Platon'dan ve onun Sicilya'daki talihsiz macerasından Hegel ile Napolyon arasındaki pasif ilişkiye, oradan da Heidegger'in ikinci derecede sapmalarına kadar (Nietzsche'nin "dünya tarihini ikiye ayırmış" gibi davranma deliliğini de unutmayalım) her şey, felsefeye yetki veren şeyin büyük ölçekli Tarih olmadığını gösterir, ne de olsa. Mallarmé'nin "zaptedilmiş eylem" dediği şeydir felsefeye yetki veren...
Gelin zaptedilmiş eylemin militanları olalım. Gelin felsefe içinde, bu eylemi sonsuzlaştıranlar olalım.
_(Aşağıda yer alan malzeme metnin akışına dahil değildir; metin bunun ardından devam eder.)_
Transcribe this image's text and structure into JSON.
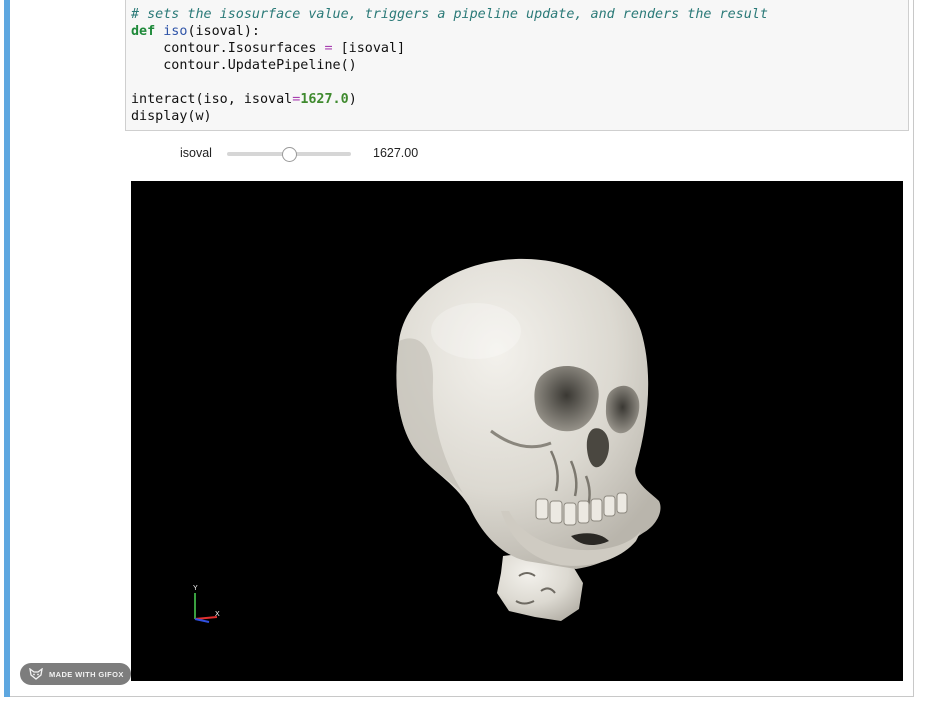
{
  "notebook": {
    "code_lines": {
      "comment": "# sets the isosurface value, triggers a pipeline update, and renders the result",
      "def_kw": "def",
      "func_name": "iso",
      "def_sig": "(isoval):",
      "line_isosurfaces_a": "contour.Isosurfaces ",
      "op_eq": "=",
      "line_isosurfaces_b": " [isoval]",
      "line_update": "contour.UpdatePipeline()",
      "interact_a": "interact(iso, isoval",
      "interact_num": "1627.0",
      "interact_b": ")",
      "display": "display(w)"
    }
  },
  "widget": {
    "label": "isoval",
    "value_text": "1627.00",
    "slider_fraction": 0.5
  },
  "viewport": {
    "axes": {
      "y_label": "Y",
      "x_label": "X"
    },
    "background": "#000000",
    "surface_color": "#e6e3dc"
  },
  "overlay": {
    "badge_text": "MADE WITH GIFOX",
    "badge_icon": "fox-icon"
  },
  "colors": {
    "cell_accent": "#5ea7e0",
    "axis_x": "#e03030",
    "axis_y": "#3aa040",
    "axis_z": "#3050e0"
  }
}
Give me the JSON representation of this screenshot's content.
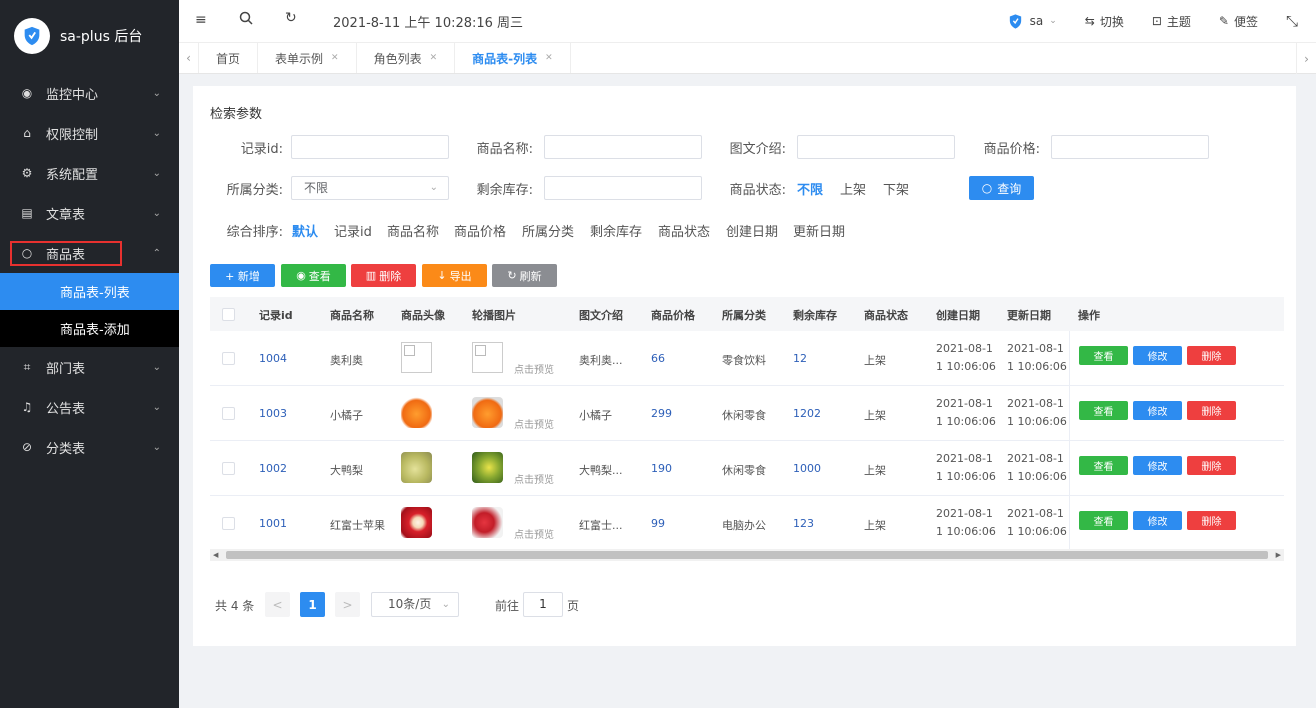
{
  "app": {
    "title": "sa-plus 后台"
  },
  "sidebar": {
    "items": [
      {
        "label": "监控中心",
        "icon": "eye-icon",
        "chev": "⌄"
      },
      {
        "label": "权限控制",
        "icon": "lock-icon",
        "chev": "⌄"
      },
      {
        "label": "系统配置",
        "icon": "gear-icon",
        "chev": "⌄"
      },
      {
        "label": "文章表",
        "icon": "document-icon",
        "chev": "⌄"
      },
      {
        "label": "商品表",
        "icon": "circle-icon",
        "chev": "⌃"
      },
      {
        "label": "部门表",
        "icon": "crop-icon",
        "chev": "⌄"
      },
      {
        "label": "公告表",
        "icon": "bell-icon",
        "chev": "⌄"
      },
      {
        "label": "分类表",
        "icon": "compass-icon",
        "chev": "⌄"
      }
    ],
    "submenu": [
      {
        "label": "商品表-列表"
      },
      {
        "label": "商品表-添加"
      }
    ]
  },
  "header": {
    "datetime": "2021-8-11 上午 10:28:16 周三",
    "user": "sa",
    "actions": [
      {
        "label": "切换"
      },
      {
        "label": "主题"
      },
      {
        "label": "便签"
      }
    ]
  },
  "tabs": [
    {
      "label": "首页"
    },
    {
      "label": "表单示例"
    },
    {
      "label": "角色列表"
    },
    {
      "label": "商品表-列表"
    }
  ],
  "search": {
    "title": "检索参数",
    "fields": {
      "id": {
        "label": "记录id:"
      },
      "name": {
        "label": "商品名称:"
      },
      "intro": {
        "label": "图文介绍:"
      },
      "price": {
        "label": "商品价格:"
      },
      "category": {
        "label": "所属分类:",
        "value": "不限"
      },
      "stock": {
        "label": "剩余库存:"
      },
      "status": {
        "label": "商品状态:",
        "options": [
          "不限",
          "上架",
          "下架"
        ],
        "selected": "不限"
      }
    },
    "button": "查询",
    "sort": {
      "label": "综合排序:",
      "options": [
        "默认",
        "记录id",
        "商品名称",
        "商品价格",
        "所属分类",
        "剩余库存",
        "商品状态",
        "创建日期",
        "更新日期"
      ],
      "selected": "默认"
    }
  },
  "actions": [
    {
      "label": "+ 新增",
      "color": "#2d8cf0"
    },
    {
      "label": "查看",
      "color": "#33b846"
    },
    {
      "label": "删除",
      "color": "#ee3f3f"
    },
    {
      "label": "导出",
      "color": "#fb8a18"
    },
    {
      "label": "刷新",
      "color": "#8b8d92"
    }
  ],
  "table": {
    "headers": [
      "记录id",
      "商品名称",
      "商品头像",
      "轮播图片",
      "图文介绍",
      "商品价格",
      "所属分类",
      "剩余库存",
      "商品状态",
      "创建日期",
      "更新日期",
      "操作"
    ],
    "clickview": "点击预览",
    "rows": [
      {
        "id": "1004",
        "name": "奥利奥",
        "intro": "奥利奥...",
        "price": "66",
        "category": "零食饮料",
        "stock": "12",
        "status": "上架",
        "created1": "2021-08-1",
        "created2": "1 10:06:06",
        "updated1": "2021-08-1",
        "updated2": "1 10:06:06",
        "avatar": "broken",
        "carousel": "broken"
      },
      {
        "id": "1003",
        "name": "小橘子",
        "intro": "小橘子",
        "price": "299",
        "category": "休闲零食",
        "stock": "1202",
        "status": "上架",
        "created1": "2021-08-1",
        "created2": "1 10:06:06",
        "updated1": "2021-08-1",
        "updated2": "1 10:06:06",
        "avatar": "orange",
        "carousel": "orange"
      },
      {
        "id": "1002",
        "name": "大鸭梨",
        "intro": "大鸭梨...",
        "price": "190",
        "category": "休闲零食",
        "stock": "1000",
        "status": "上架",
        "created1": "2021-08-1",
        "created2": "1 10:06:06",
        "updated1": "2021-08-1",
        "updated2": "1 10:06:06",
        "avatar": "pear",
        "carousel": "pear"
      },
      {
        "id": "1001",
        "name": "红富士苹果",
        "intro": "红富士...",
        "price": "99",
        "category": "电脑办公",
        "stock": "123",
        "status": "上架",
        "created1": "2021-08-1",
        "created2": "1 10:06:06",
        "updated1": "2021-08-1",
        "updated2": "1 10:06:06",
        "avatar": "apple",
        "carousel": "apple"
      }
    ],
    "row_actions": [
      {
        "label": "查看",
        "color": "#33b846"
      },
      {
        "label": "修改",
        "color": "#2d8cf0"
      },
      {
        "label": "删除",
        "color": "#ee3f3f"
      }
    ]
  },
  "pager": {
    "total": "共 4 条",
    "prev": "<",
    "next": ">",
    "current": "1",
    "size": "10条/页",
    "jump_label": "前往",
    "jump_value": "1",
    "page_label": "页"
  }
}
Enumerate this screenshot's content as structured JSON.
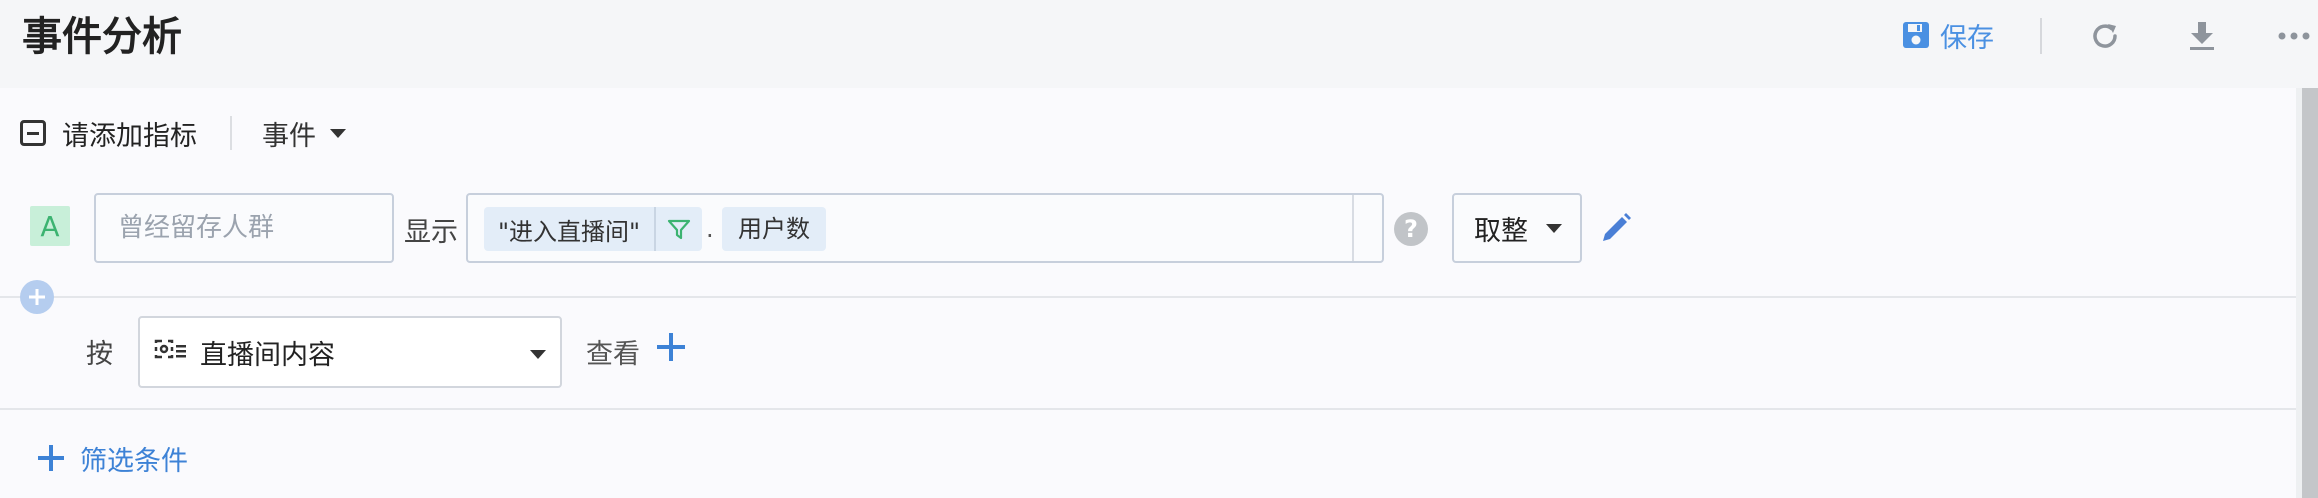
{
  "header": {
    "title": "事件分析",
    "save_label": "保存",
    "icons": [
      "save-icon",
      "refresh-icon",
      "download-icon",
      "more-icon"
    ]
  },
  "metric": {
    "add_metric_label": "请添加指标",
    "type_dropdown": "事件"
  },
  "query": {
    "badge": "A",
    "cohort_placeholder": "曾经留存人群",
    "show_label": "显示",
    "event_chip": "\"进入直播间\"",
    "separator": ".",
    "metric_chip": "用户数",
    "help_glyph": "?",
    "rounding": "取整"
  },
  "group_by": {
    "by_label": "按",
    "dimension": "直播间内容",
    "view_label": "查看"
  },
  "filter": {
    "add_filter_label": "筛选条件"
  },
  "colors": {
    "accent": "#4a90e2",
    "badge_bg": "#c8efd9",
    "badge_text": "#3cb371",
    "chip_bg": "#e3edf8"
  }
}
Adalet sadece en aşırı tutarsızlık anlarını adlandırabilecekken biz ondan toplumsal bağın tutarlılığının temeli olmasını istedik sık sık; oysa eşitlikçi aksiyomun sonucu bağları çözmek, düşünceyi toplumsallığından arındırmak ve sonluluğa karşı, ölüm-için-varlığa karşı sonsuzun ve ölümsüzün haklarını olumlamaktır. Eşitlik beyanının öznel boyutu içerisinde, bu beyanın evrenselliği ve bunun neden olduğu aktif sonuçlar dışında ilgiye değer bir şey yoktur.
Adalet devlet ya da toplum için, her türlü eşitlikçi siyasi yönelimin tutarsızlığının felsefi adıdır. Bu noktada beyan edici ve aksiyomatik işlevler görmesi bakımından şiirle tekrar buluşabiliriz, "adalet" deyince ne anlamamız gerektiğine dair en sağlam imgeyi Paul Celan veriyor bize çünkü:
Tutarsızlıklara
Dayan:
iki parmak şıklıyor
uçurumda, bir
dünya kımıldıyor
ganyan kağıtlarında, her şey
sana bağlı
Şairin verdiği dersi aklımızda tutalım: Sırtımızı tutarsızlığa dayamamız gereken adalet meselelerinde, hakikaten her şey sana bağlıdır.